## Natural Language Processing for Fuzzy String Matching with Python

In [58]:
# Install dependencies
# ! pip install fuzzywuzzy
# ! pip install python-Levenshtein

In [59]:
import pandas as pd
from fuzzywuzzy import fuzz
from fuzzywuzzy import process

In [60]:
df = pd.read_csv("data/restaurants.csv",)
df.columns = ['restaurant_name']
df.head()

Unnamed: 0,restaurant_name
0,Aura Cafe
1,Bawarchi
2,Onesta
3,Shah Ghouse Hotel & Restaurant
4,By The Bottle


In [61]:
# Replacing special characters to avoid string match errors
df['refined_restaurant_name'] = df['restaurant_name'].str.replace('[^A-Za-z0-9 ]', '')
df.head()

Unnamed: 0,restaurant_name,refined_restaurant_name
0,Aura Cafe,Aura Cafe
1,Bawarchi,Bawarchi
2,Onesta,Onesta
3,Shah Ghouse Hotel & Restaurant,Shah Ghouse Hotel Restaurant
4,By The Bottle,By The Bottle


In [62]:
# Taking user input search
restaurant_query = str(input("Enter Restaurant Name: "))

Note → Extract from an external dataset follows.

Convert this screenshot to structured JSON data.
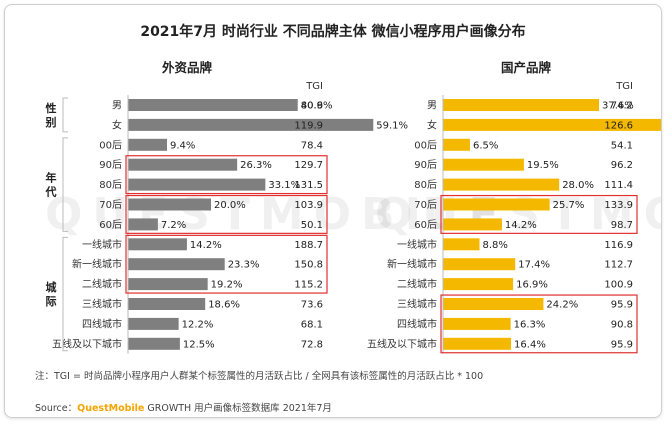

Enter Restaurant Name:  kings burger


In [63]:
# All restaurant choices collected
restaurant_choices = df['refined_restaurant_name']

In [64]:
# Using fuzzywuzzy to extract top 5 matches with match cutoff score > 85
top_five = process.extractBests(restaurant_query, restaurant_choices, score_cutoff= 85, limit=5)
pd.DataFrame(top_five, columns=['refined_restaurant_name', 'match_score', 'database_index'], index=None)

Unnamed: 0,refined_restaurant_name,match_score,database_index
0,Kings Burger,100,1370
1,Mr Kings Burger,95,32472
2,Burger King,91,38
3,King,90,5963
4,Kings,90,7294


In [65]:
# Gathering index's to return original name of restaurants prior to preprocessing
results_index = [i[2] for i in top_five]
results_index

[1370, 32472, 38, 5963, 7294]

In [66]:
# Printing results
df.iloc[results_index][['restaurant_name']]

Unnamed: 0,restaurant_name
1370,King's Burger
32472,Mr. Kings Burger
38,Burger King
5963,King
7294,Kings